Segundo a Anistia Internacional, morrem 12 crianças por hora no Iraque.
Até
hoje os hospitais estão cheios de pacientes e não têm condição
sequer de
estocar vacinas, pois a geração e a distribuição de eletricidade é
precária
e o embargo não permite a importação de equipamento para
normalizar o
fornecimento de energia elétrica e água, com o argumento de que o
Iraque
poderá usar essa energia para fabricar armas.

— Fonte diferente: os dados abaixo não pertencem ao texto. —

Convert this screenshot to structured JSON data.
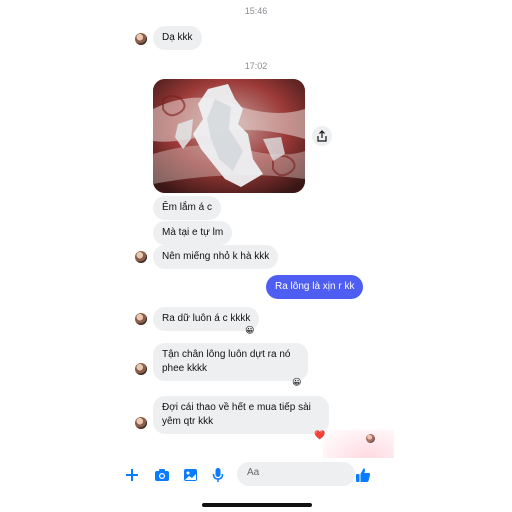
{
  "conversation": {
    "timestamps": [
      "15:46",
      "17:02"
    ],
    "messages_in_1": "Dạ kkk",
    "msg_em": "Êm lắm á c",
    "msg_tu_lm": "Mà tại e tự lm",
    "msg_nho": "Nên miếng nhỏ k hà kkk",
    "msg_out": "Ra lông là xịn r kk",
    "msg_du": "Ra dữ luôn á c kkkk",
    "msg_tan_chan": "Tận chân lông luôn dựt ra nó phee kkkk",
    "msg_doi": "Đợi cái thao về hết e mua tiếp sài yêm qtr kkk",
    "reaction_smile": "😀",
    "reaction_heart": "❤️"
  },
  "composer": {
    "placeholder": "Aa",
    "icons": [
      "plus-icon",
      "camera-icon",
      "gallery-icon",
      "microphone-icon",
      "emoji-icon",
      "like-icon"
    ]
  },
  "colors": {
    "outgoing_bubble": "#4f5ef2",
    "incoming_bubble": "#eeeff1",
    "accent": "#0a7cff"
  },
  "media": {
    "photo": "photo-attachment",
    "share_icon": "share-icon"
  }
}
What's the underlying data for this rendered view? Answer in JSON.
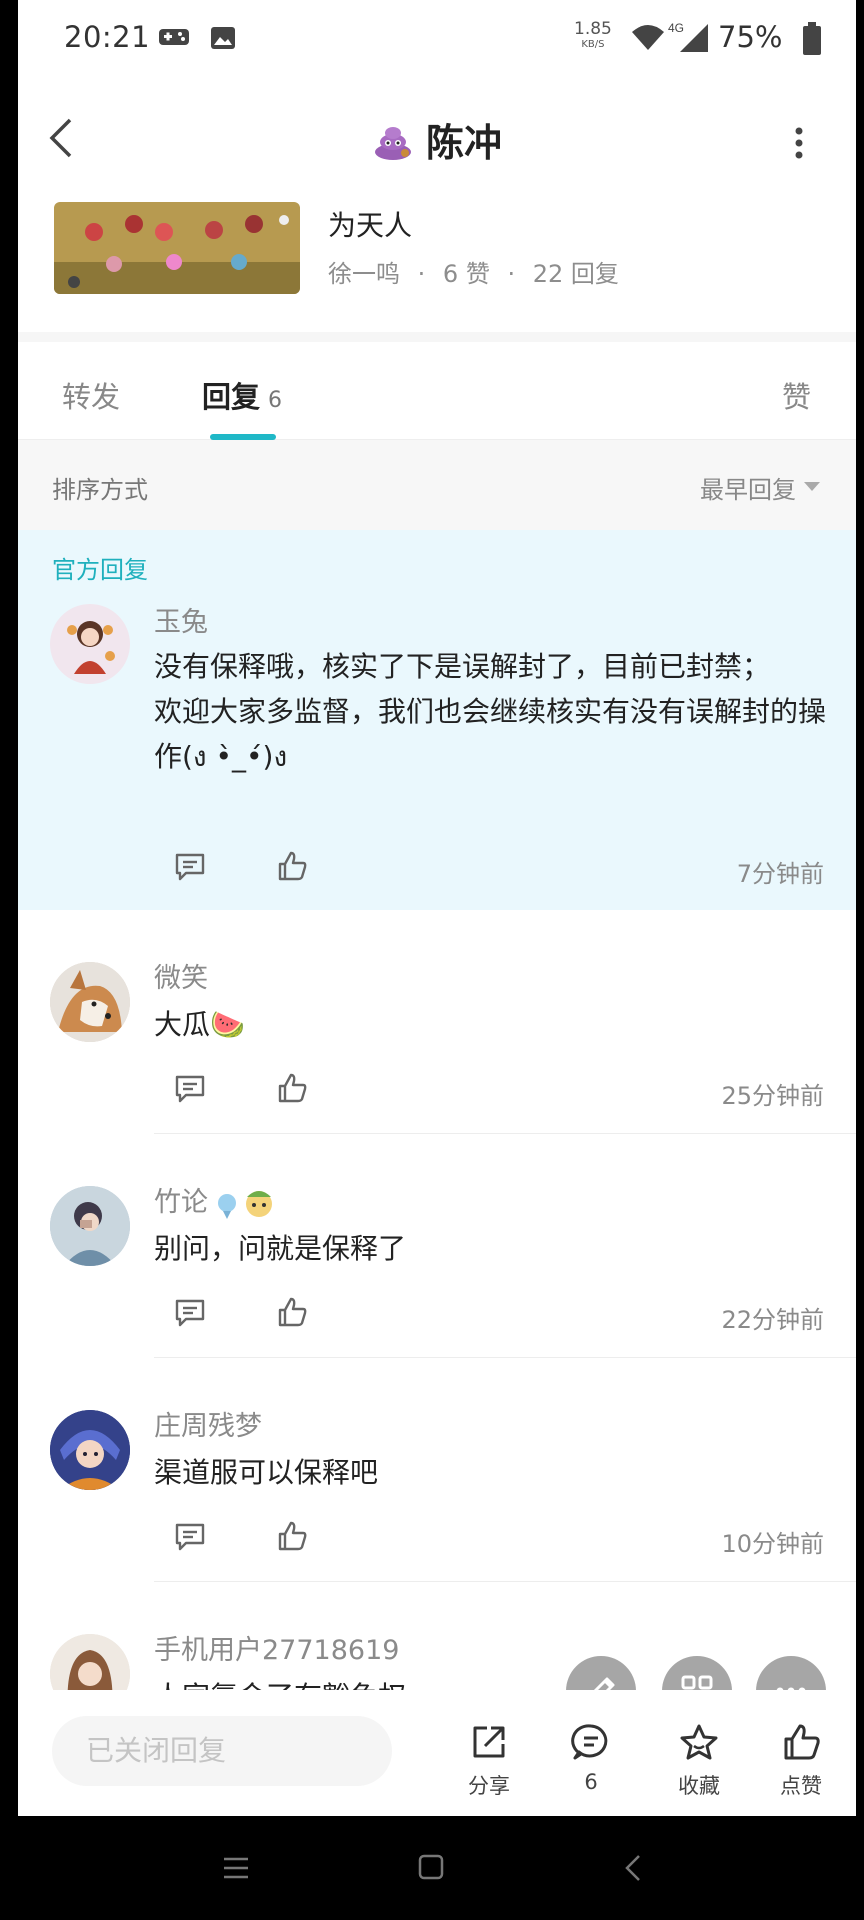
{
  "status_bar": {
    "time": "20:21",
    "net_speed_value": "1.85",
    "net_speed_unit": "KB/S",
    "network_type": "4G",
    "battery": "75%"
  },
  "header": {
    "title": "陈冲",
    "back_icon": "chevron-left-icon",
    "more_icon": "more-vertical-icon"
  },
  "post": {
    "title": "为天人",
    "author": "徐一鸣",
    "likes": "6 赞",
    "replies": "22 回复",
    "meta_sep": "·"
  },
  "tabs": {
    "forward": "转发",
    "reply": "回复",
    "reply_count": "6",
    "like": "赞"
  },
  "sort": {
    "label": "排序方式",
    "value": "最早回复"
  },
  "official_reply": {
    "tag": "官方回复",
    "name": "玉兔",
    "text_line1": "没有保释哦，核实了下是误解封了，目前已封禁；",
    "text_line2": "欢迎大家多监督，我们也会继续核实有没有误解封的操作(ง •̀_•́)ง",
    "time": "7分钟前"
  },
  "comments": [
    {
      "name": "微笑",
      "text": "大瓜🍉",
      "time": "25分钟前"
    },
    {
      "name": "竹论",
      "text": "别问，问就是保释了",
      "time": "22分钟前"
    },
    {
      "name": "庄周残梦",
      "text": "渠道服可以保释吧",
      "time": "10分钟前"
    },
    {
      "name": "手机用户27718619",
      "text": "人家氪金了有豁免权",
      "time": ""
    }
  ],
  "bottom_bar": {
    "reply_placeholder": "已关闭回复",
    "share": "分享",
    "comment_count": "6",
    "favorite": "收藏",
    "like": "点赞"
  },
  "colors": {
    "accent": "#1fb8c7",
    "official_bg": "#eaf8fd",
    "fab_bg": "#a6a6a6"
  }
}
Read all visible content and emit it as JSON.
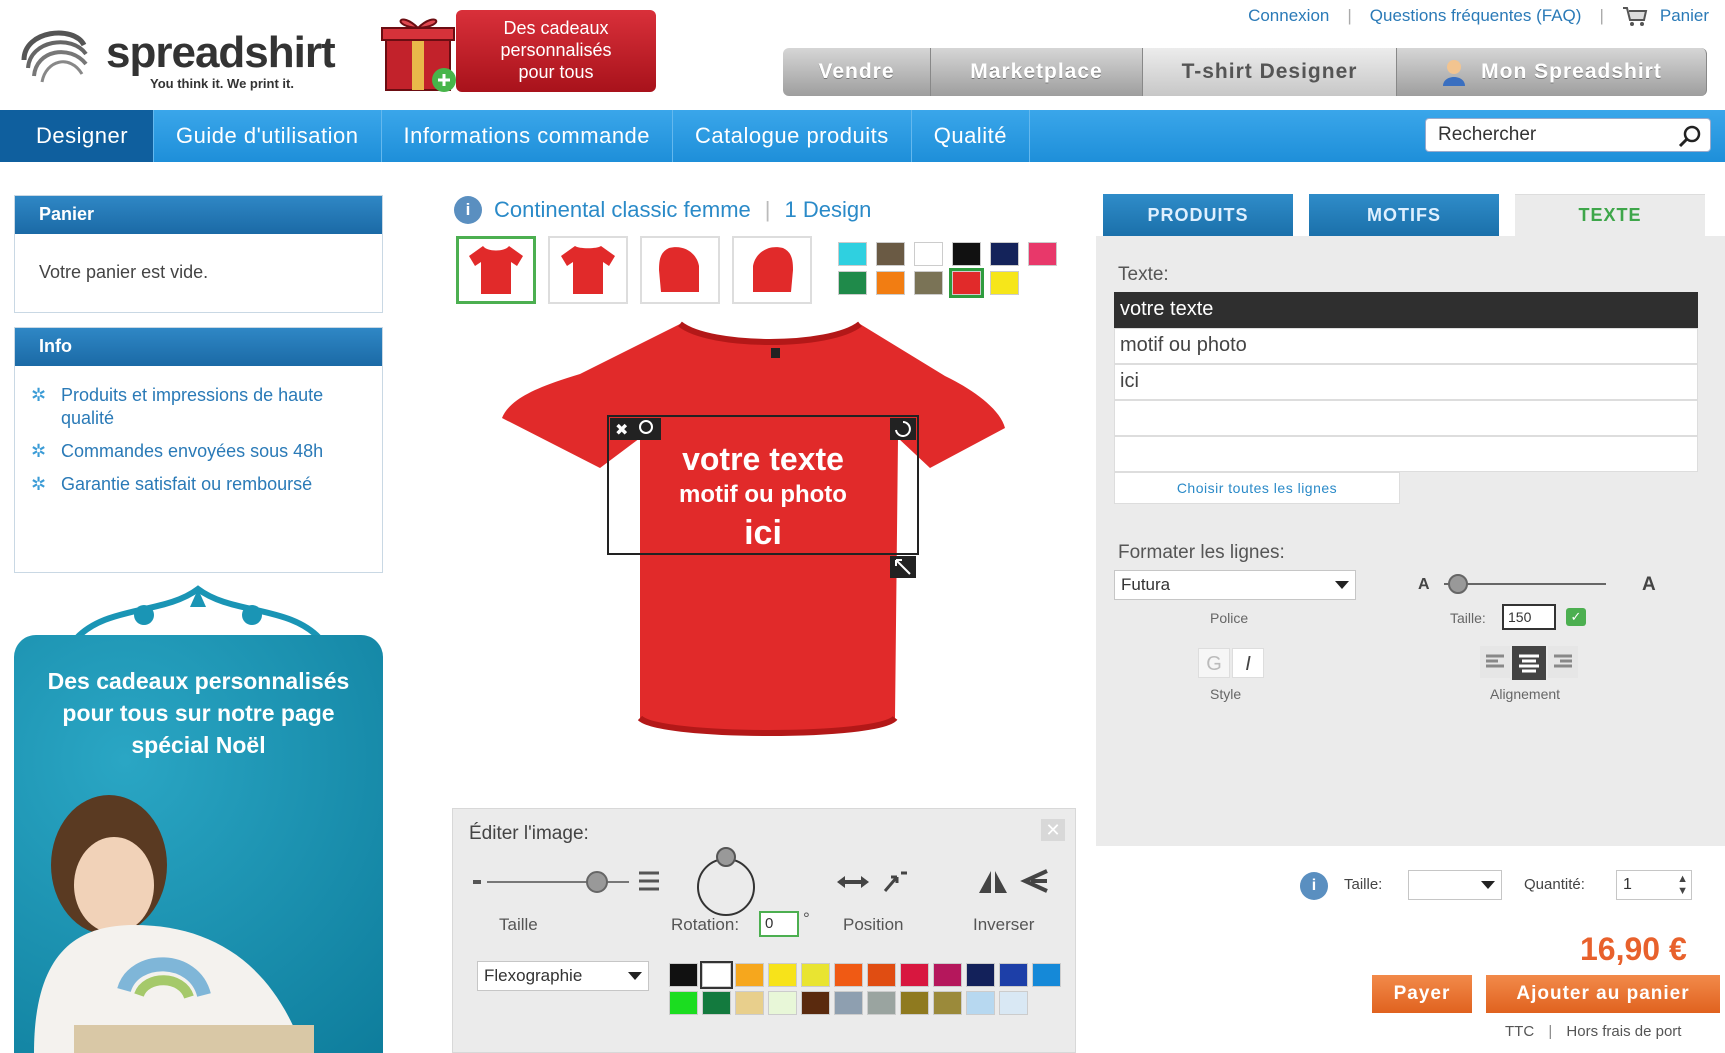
{
  "header": {
    "brand": "spreadshirt",
    "tagline": "You think it. We print it.",
    "promo_text": "Des cadeaux\npersonnalisés\npour tous",
    "top_links": [
      "Connexion",
      "Questions fréquentes (FAQ)",
      "Panier"
    ],
    "tabs": [
      "Vendre",
      "Marketplace",
      "T-shirt Designer",
      "Mon Spreadshirt"
    ]
  },
  "nav": {
    "items": [
      "Designer",
      "Guide d'utilisation",
      "Informations commande",
      "Catalogue produits",
      "Qualité"
    ],
    "search_placeholder": "Rechercher"
  },
  "sidebar": {
    "cart_title": "Panier",
    "cart_empty": "Votre panier est vide.",
    "info_title": "Info",
    "info_items": [
      "Produits et impressions de haute qualité",
      "Commandes envoyées sous 48h",
      "Garantie satisfait ou remboursé"
    ],
    "promo_text": "Des cadeaux personnalisés\npour tous sur notre page\nspécial Noël"
  },
  "product": {
    "name": "Continental classic femme",
    "design_count": "1 Design",
    "colors": [
      "#2fd0e0",
      "#6a5a44",
      "#ffffff",
      "#111111",
      "#14235a",
      "#e8386a",
      "#1f8a4a",
      "#f27d12",
      "#7a7356",
      "#e12a2a",
      "#f6e61a"
    ],
    "selected_color": "#e12a2a",
    "shirt_text": [
      "votre texte",
      "motif ou photo",
      "ici"
    ]
  },
  "edit_image": {
    "title": "Éditer l'image:",
    "size_label": "Taille",
    "rotation_label": "Rotation:",
    "rotation_value": "0",
    "rotation_unit": "°",
    "position_label": "Position",
    "invert_label": "Inverser",
    "print_method": "Flexographie",
    "palette": [
      "#111111",
      "#ffffff",
      "#f6a71d",
      "#f7e31a",
      "#e9e431",
      "#f05a14",
      "#e04d12",
      "#d8173f",
      "#b5175c",
      "#13215a",
      "#1d3fa8",
      "#1589d8",
      "#1bdd20",
      "#137a3e",
      "#e8cf8c",
      "#e8f7d8",
      "#5a2a0e",
      "#8e9fb0",
      "#9aa4a0",
      "#8f7a1f",
      "#9b8a3a",
      "#b7d8f0",
      "#d9e8f4"
    ]
  },
  "text_tool": {
    "tabs": [
      "PRODUITS",
      "MOTIFS",
      "TEXTE"
    ],
    "text_label": "Texte:",
    "lines": [
      "votre texte",
      "motif ou photo",
      "ici",
      "",
      ""
    ],
    "select_all": "Choisir toutes les lignes",
    "format_label": "Formater les lignes:",
    "font": "Futura",
    "font_label": "Police",
    "size_label": "Taille:",
    "size_value": "150",
    "small_a": "A",
    "large_a": "A",
    "bold": "G",
    "italic": "I",
    "style_label": "Style",
    "align_label": "Alignement"
  },
  "order": {
    "size_label": "Taille:",
    "qty_label": "Quantité:",
    "qty_value": "1",
    "price": "16,90 €",
    "pay_button": "Payer",
    "add_button": "Ajouter au panier",
    "tax_note": "TTC",
    "shipping_note": "Hors frais de port"
  }
}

Mas não são apenas os iraquianos que sofrem. Os americanos
veteranos da
guerra vêm sendo vítimas de doenças de diagnóstico difícil, tais
como
imunodeficiências semelhantes à Aids. Tanto entre os iraquianos como
entre
os veteranos americanos e ingleses, registram-se sintomas de um
mal
conhecido como Síndrome da Guerra do Golfo. O câncer e o
nascimento de
crianças com deformações físicas são cada vez mais numerosos. Os
mesmos
sintomas afetam mais de mil crianças na antiga Iugoslávia, onde os
aviões
da OTAN jogaram bombas sujas com urânio.
Convém lembrar que a Iugoslávia fica na Europa. Imaginem os armamentos
que
Bush Filho vai usar na guerra que vem aí. Ele precisa:
1) modernizar seus arsenais;
2) renovar as encomendas à indústria bélica dos EUA, da
qual
depende grande parte de sua economia e;
3) testar novos armamentos.
A guerra será ganha rapidamente, o petróleo será controlado e os
americanos
dizem que vão democratizar o país em 18 meses.
Seria bom, nesses momentos, pensar como um árabe e islâmico antes de
agir.
Eles estão se vendo invadidos pelos infiéis em outra cruzada (Bush
Filho já
escorregou ao usar o termo). O ódio dos árabes ao Ocidente tornará o
mundo
cada vez mais inseguro, até que o terrorismo não oficial comece a
usar as
mesmas bombas e balas sujas que os terroristas americanos usam
contra os
civis iraquianos em nome do combate ao terrorismo. Só quando as
crianças
afetadas forem americanas ou inglesas, ou seja, brancas, o mundo
acordará
em comoção e lágrimas e falará em selvageria, pois, como já está
provado,
nem todos os seres humanos são iguais.